The response to the “America is a Christian nation” meme is usually to argue that the Founders were deists, which results in an intractable debate about the Founders’ actual religion.
He follows this up with a link to this post, which argues that the Founding Fathers took pains to hide their religion, and that we shouldn’t bother to try.
I still think that this is the wrong way of looking at it. As I argued last December:
However, I would contend that an argument over what the Founders believed has little if anything to do with whether the government of the United States is based on religious principles. After all, I believe it was Jesus Christ himself who said: “You will know them by their fruits.” Even if we accept, for the sake of argument, that all of the the Founding Fathers were pure Christians, that has very little bearing on whether the Constitution itself is based on Christian teachings. The only way to figure that out is to examine the Constitution itself and determine whether it adheres to Christian percepts.

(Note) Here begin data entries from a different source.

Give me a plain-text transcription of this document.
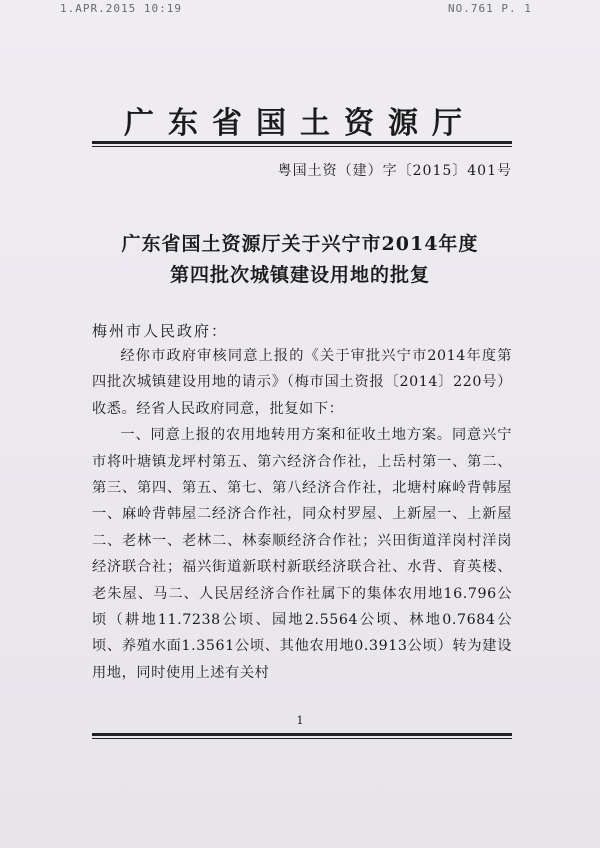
1.APR.2015 10:19	NO.761 P. 1
广东省国土资源厅
粤国土资（建）字〔2015〕401号
广东省国土资源厅关于兴宁市2014年度
第四批次城镇建设用地的批复
梅州市人民政府：

经你市政府审核同意上报的《关于审批兴宁市2014年度第四批次城镇建设用地的请示》（梅市国土资报〔2014〕220号）收悉。经省人民政府同意，批复如下：

一、同意上报的农用地转用方案和征收土地方案。同意兴宁市将叶塘镇龙坪村第五、第六经济合作社，上岳村第一、第二、第三、第四、第五、第七、第八经济合作社，北塘村麻岭背韩屋一、麻岭背韩屋二经济合作社，同众村罗屋、上新屋一、上新屋二、老林一、老林二、林泰顺经济合作社；兴田街道洋岗村洋岗经济联合社；福兴街道新联村新联经济联合社、水背、育英楼、老朱屋、马二、人民居经济合作社属下的集体农用地16.796公顷（耕地11.7238公顷、园地2.5564公顷、林地0.7684公顷、养殖水面1.3561公顷、其他农用地0.3913公顷）转为建设用地，同时使用上述有关村

1
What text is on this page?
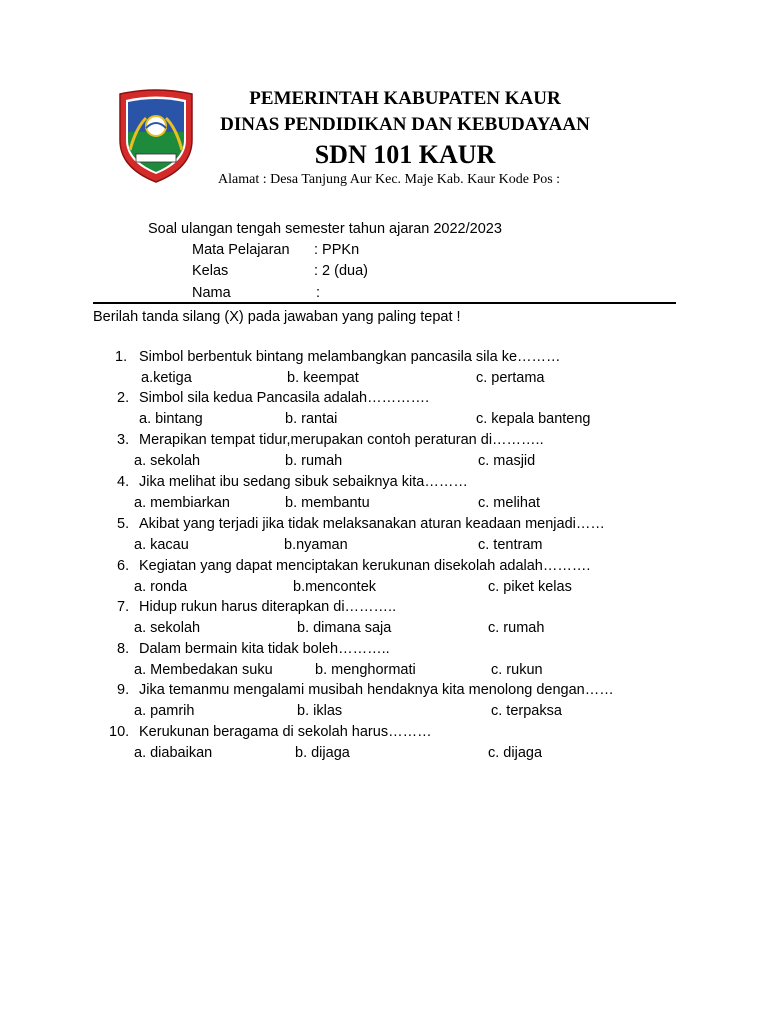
PEMERINTAH KABUPATEN KAUR
DINAS PENDIDIKAN DAN KEBUDAYAAN
SDN 101 KAUR
Alamat : Desa Tanjung Aur Kec. Maje Kab. Kaur Kode Pos :
Soal ulangan tengah semester tahun ajaran 2022/2023
Mata Pelajaran : PPKn
Kelas	: 2 (dua)
Nama	:
Berilah tanda silang (X) pada jawaban yang paling tepat !
1. Simbol berbentuk bintang melambangkan pancasila sila ke………
a.ketiga	b. keempat	c. pertama
2. Simbol sila kedua Pancasila adalah………….
a. bintang	b. rantai	c. kepala banteng
3. Merapikan tempat tidur,merupakan contoh peraturan di………..
a. sekolah	b. rumah	c. masjid
4. Jika melihat ibu sedang sibuk sebaiknya kita………
a. membiarkan	b. membantu	c. melihat
5. Akibat yang terjadi jika tidak melaksanakan aturan keadaan menjadi……
a. kacau	b.nyaman	c. tentram
6. Kegiatan yang dapat menciptakan kerukunan disekolah adalah……….
a. ronda	b.mencontek	c. piket kelas
7. Hidup rukun harus diterapkan di………..
a. sekolah	b. dimana saja	c. rumah
8. Dalam bermain kita tidak boleh………..
a. Membedakan suku	b. menghormati	c. rukun
9. Jika temanmu mengalami musibah hendaknya kita menolong dengan……
a. pamrih	b. iklas	c. terpaksa
10. Kerukunan beragama di sekolah harus………
a. diabaikan	b. dijaga	c. dijaga
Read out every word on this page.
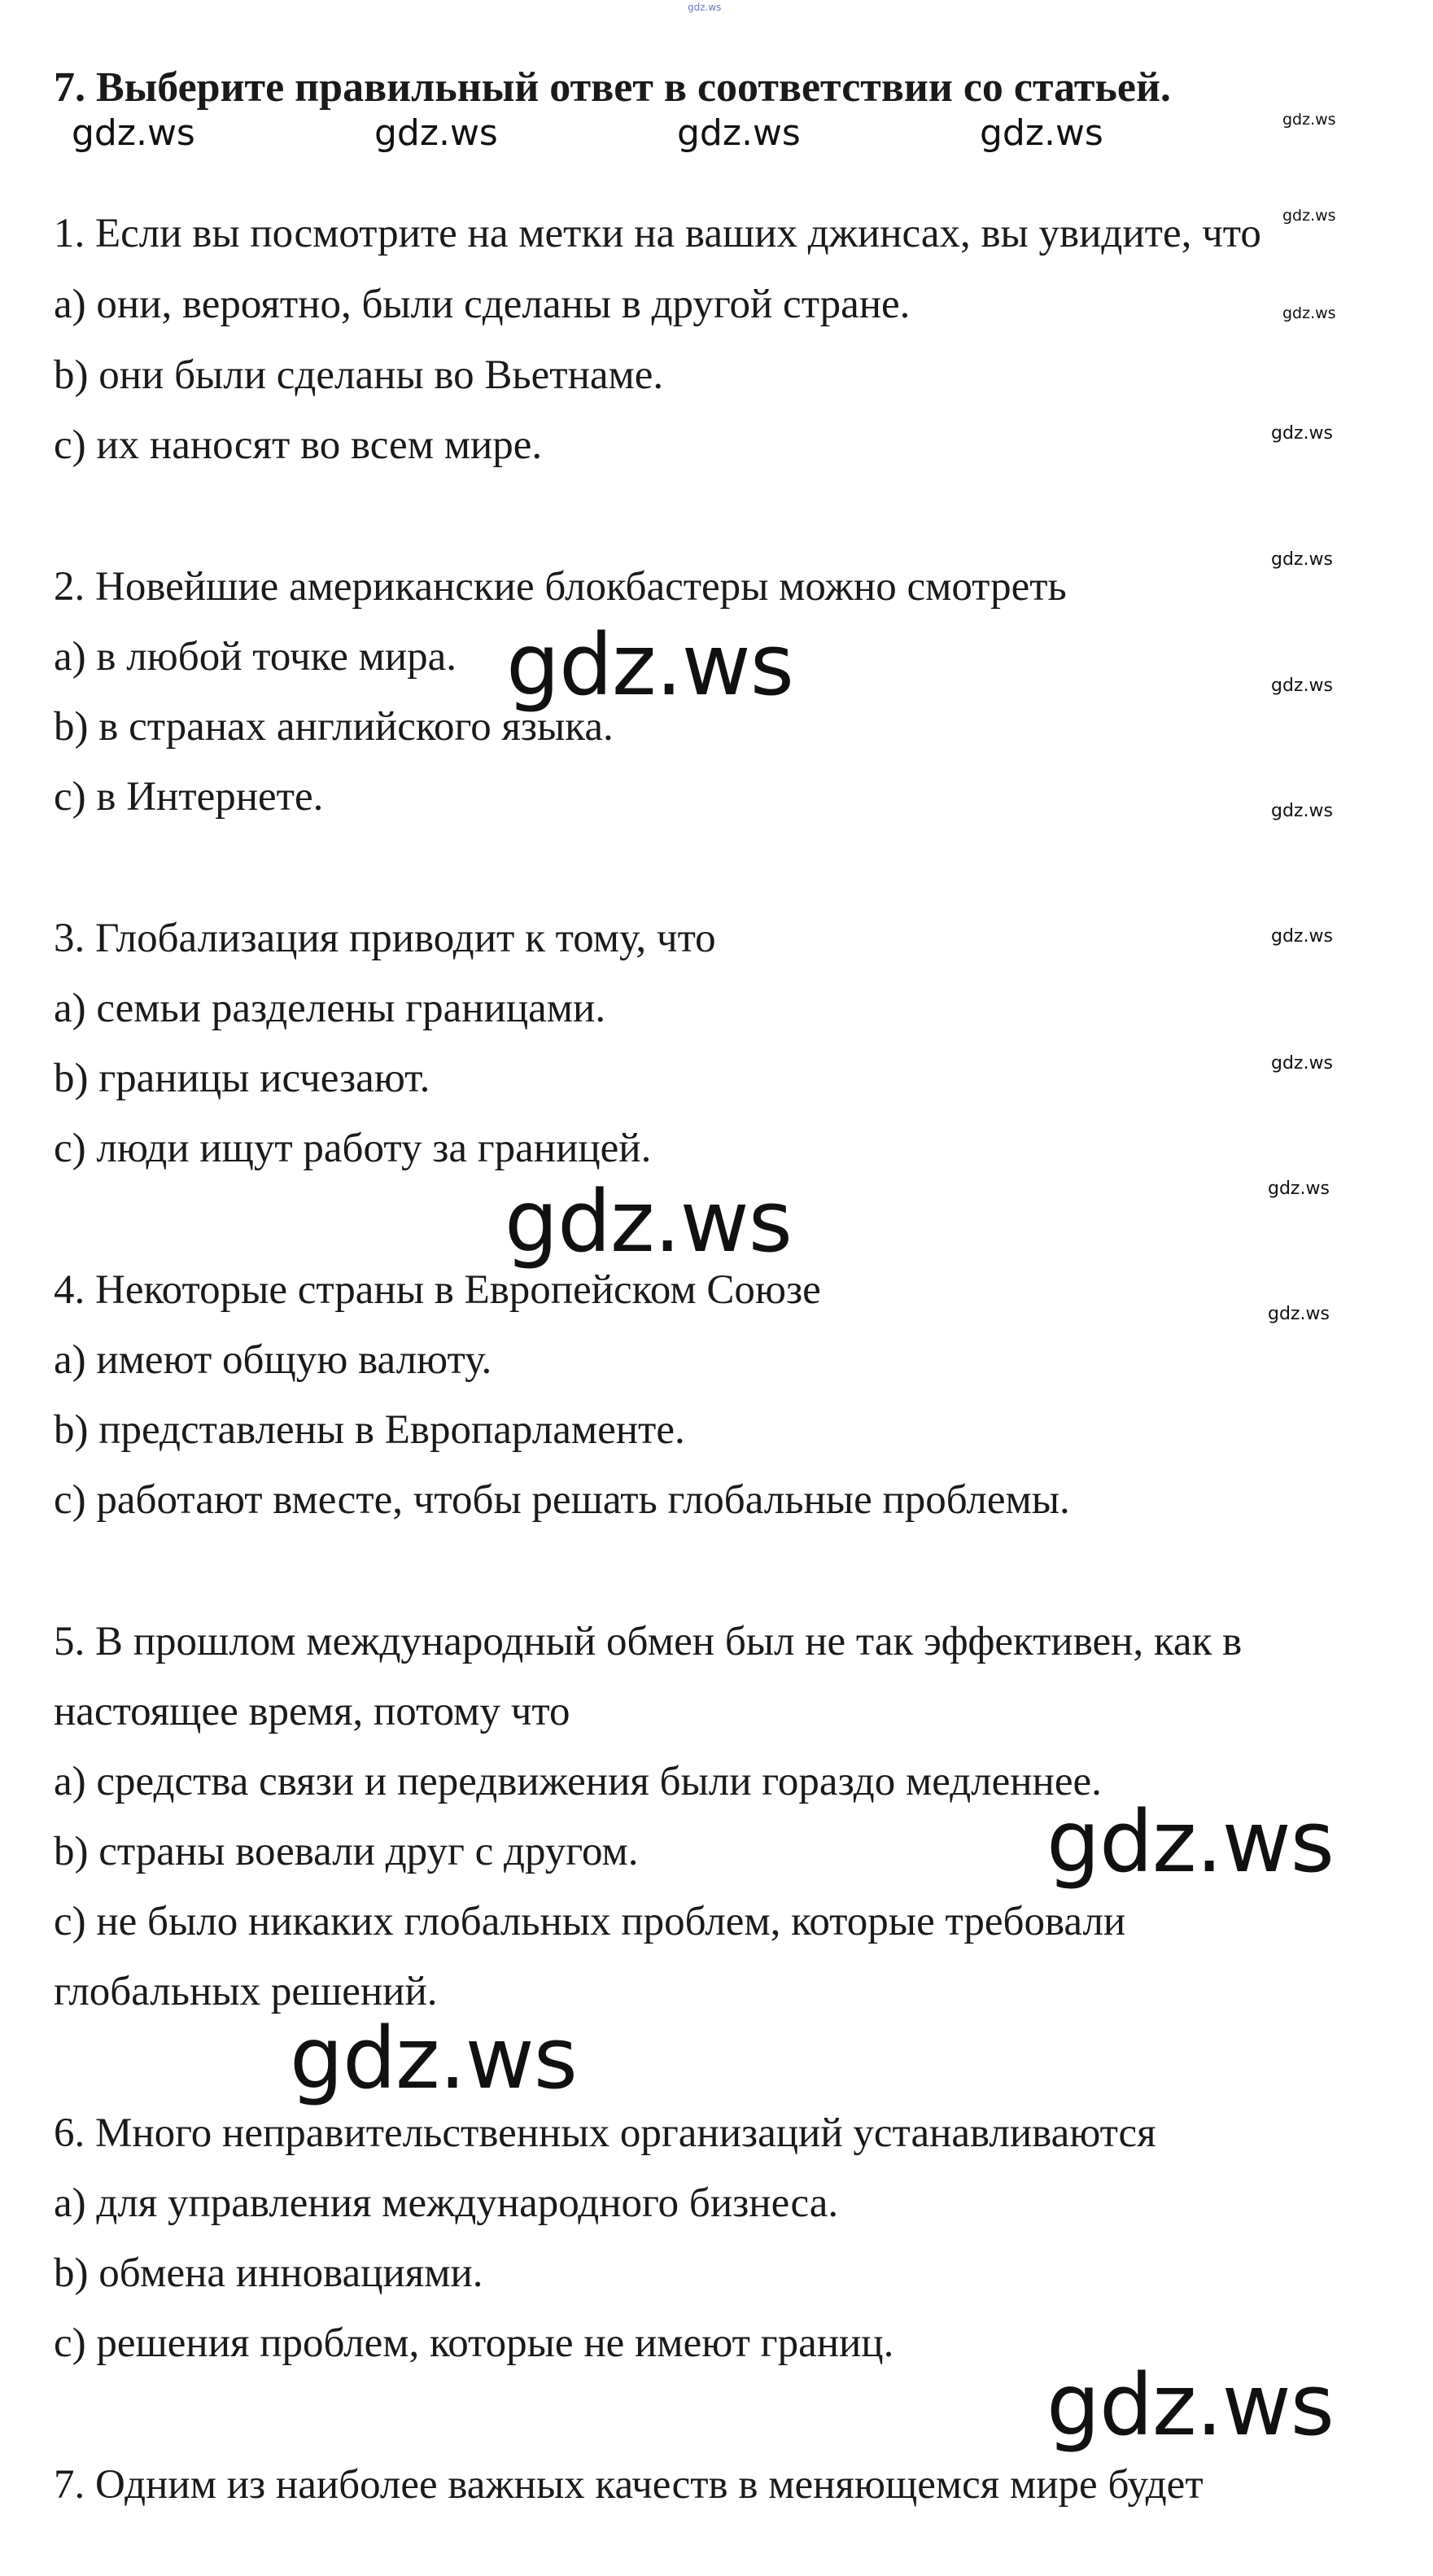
gdz.ws
7. Выберите правильный ответ в соответствии со статьей.
gdz.ws	gdz.ws	gdz.ws	gdz.ws	gdz.ws
gdz.ws
gdz.ws
gdz.ws
gdz.ws
gdz.ws
gdz.ws
gdz.ws
gdz.ws
gdz.ws
gdz.ws
1. Если вы посмотрите на метки на ваших джинсах, вы увидите, что
a) они, вероятно, были сделаны в другой стране.
b) они были сделаны во Вьетнаме.
c) их наносят во всем мире.
2. Новейшие американские блокбастеры можно смотреть
a) в любой точке мира.
b) в странах английского языка.
c) в Интернете.
3. Глобализация приводит к тому, что
a) семьи разделены границами.
b) границы исчезают.
c) люди ищут работу за границей.
4. Некоторые страны в Европейском Союзе
a) имеют общую валюту.
b) представлены в Европарламенте.
c) работают вместе, чтобы решать глобальные проблемы.
5. В прошлом международный обмен был не так эффективен, как в
настоящее время, потому что
a) средства связи и передвижения были гораздо медленнее.
b) страны воевали друг с другом.
c) не было никаких глобальных проблем, которые требовали
глобальных решений.
6. Много неправительственных организаций устанавливаются
a) для управления международного бизнеса.
b) обмена инновациями.
c) решения проблем, которые не имеют границ.
7. Одним из наиболее важных качеств в меняющемся мире будет
gdz.ws
gdz.ws
gdz.ws
gdz.ws
gdz.ws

And, as I argued last December, the Constitution is manifestly not Christian.

I do not believe that our ideas are inconsistent. My post is not about the nation or the government that the Founders created, but rather the Founders themselves, personally, as individual men.
Christian Nation advocates advance the claim that because the Founders were Christians, they intended for America to be a Christian nation. Your original point — even if they were all devout Christians, they nevertheless created a secular government — stands even if you concede my point, which is that we ought not to try to identify them as Christians or anything else.
I entirely agree with you that the USA IS not a Christian nation and the Constitution is not founded on Christian principles.
I think I was more arguing with Mark’s point than with yours on this one. I quite enjoyed your post, actually, which I think gets to the heart of how modern notions of piety are very different than those in the 18th and early 19th centuries.
This is why I usually try to avoid posts where I only write a sentence or two of my own. I wasn’t trying to make any point beyond TL’s - just to give it a little bit of an introduction. Since brevity is not my strengthy, it not surprisingly came out a bit vague.